Lombok waves visible from space
Lombok Strait, between Bali and Lombok, experiences some of the strongest tidal flows on earth, a result of it being one of the main Indonesian throughflows between the Indian Ocean and Pacific Ocean.
Water transport through the Strait is seasonal, affected by the difference in atmospheric pressure across the ocean basins, which is driven by the monsoon.
During the south-east monsoon (our winter), sea levels are lower on the Indonesian side and the flow is from north to south. This reverses during the north-west (summer) moonsoon, but the average flow is to the south.
Amplifying the currents through the Strait and between Lombok and Nusa Penida is an underwater sill sitting at a relatively shallow 200m, with the ocean plummeting down to 4000m to the south, while to the north ocean depths drop to 1000m.
Being one of the only access points between the Indian and Pacific Oceans the ocean dynamics and currents through Lombok Strait are some of the most complex and fastest in the world.
Ocean transport rates of between 2-4,000,000 cubic metres per second - yes, per second! - are recorded through Lombok Strait, and this along with the extreme water depths have helped prevent animal species crossing between Asia and Australia. This fauna boundary is known as The Wallice Line and runs right through Lombok Strait, east of Borneo and south of the Phillipines.
With varying water densities and current speeds between the surface water and water flowing over the sill, large internal distrubances (waves) are created which are visible from space. This is relatable to disturbances seen when water floods or spills over a weir.
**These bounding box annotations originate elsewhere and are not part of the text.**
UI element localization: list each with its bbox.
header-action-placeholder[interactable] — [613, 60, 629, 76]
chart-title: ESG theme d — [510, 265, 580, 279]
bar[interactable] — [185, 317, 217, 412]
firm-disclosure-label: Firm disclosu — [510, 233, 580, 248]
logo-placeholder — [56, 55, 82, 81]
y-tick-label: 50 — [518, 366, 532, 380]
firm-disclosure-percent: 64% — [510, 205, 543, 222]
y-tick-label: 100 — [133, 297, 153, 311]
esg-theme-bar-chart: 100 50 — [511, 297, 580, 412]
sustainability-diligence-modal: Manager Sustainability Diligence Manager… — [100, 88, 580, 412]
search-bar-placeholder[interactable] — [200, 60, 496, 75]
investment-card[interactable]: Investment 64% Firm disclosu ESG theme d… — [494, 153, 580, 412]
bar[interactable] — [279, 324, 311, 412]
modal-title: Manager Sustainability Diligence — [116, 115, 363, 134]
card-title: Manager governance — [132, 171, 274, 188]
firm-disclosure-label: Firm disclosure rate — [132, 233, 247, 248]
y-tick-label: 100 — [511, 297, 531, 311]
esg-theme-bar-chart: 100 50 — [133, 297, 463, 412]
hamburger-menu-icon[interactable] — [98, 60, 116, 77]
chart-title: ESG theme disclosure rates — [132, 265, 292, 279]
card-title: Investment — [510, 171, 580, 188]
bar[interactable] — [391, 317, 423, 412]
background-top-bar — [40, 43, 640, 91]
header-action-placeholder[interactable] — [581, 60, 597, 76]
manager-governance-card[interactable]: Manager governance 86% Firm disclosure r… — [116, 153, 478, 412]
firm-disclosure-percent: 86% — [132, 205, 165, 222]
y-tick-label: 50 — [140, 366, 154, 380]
These internal waves travel both north and south of Lombok Strait depending on the throughflow direction with reports of them breaking and capping at times from people making the crossing to Lombok from Bali.
A satellite image taken at the start of November reveals these internal waves propagating north from Lombok Strait, visible due to sunglint: a phenomena where the ocean is so still and glassy that sun reflects off it, straight back at the observing satellite making it almost mirror like.
This has helped identify the strong internal waves which can have wavelengths up to several kilometres.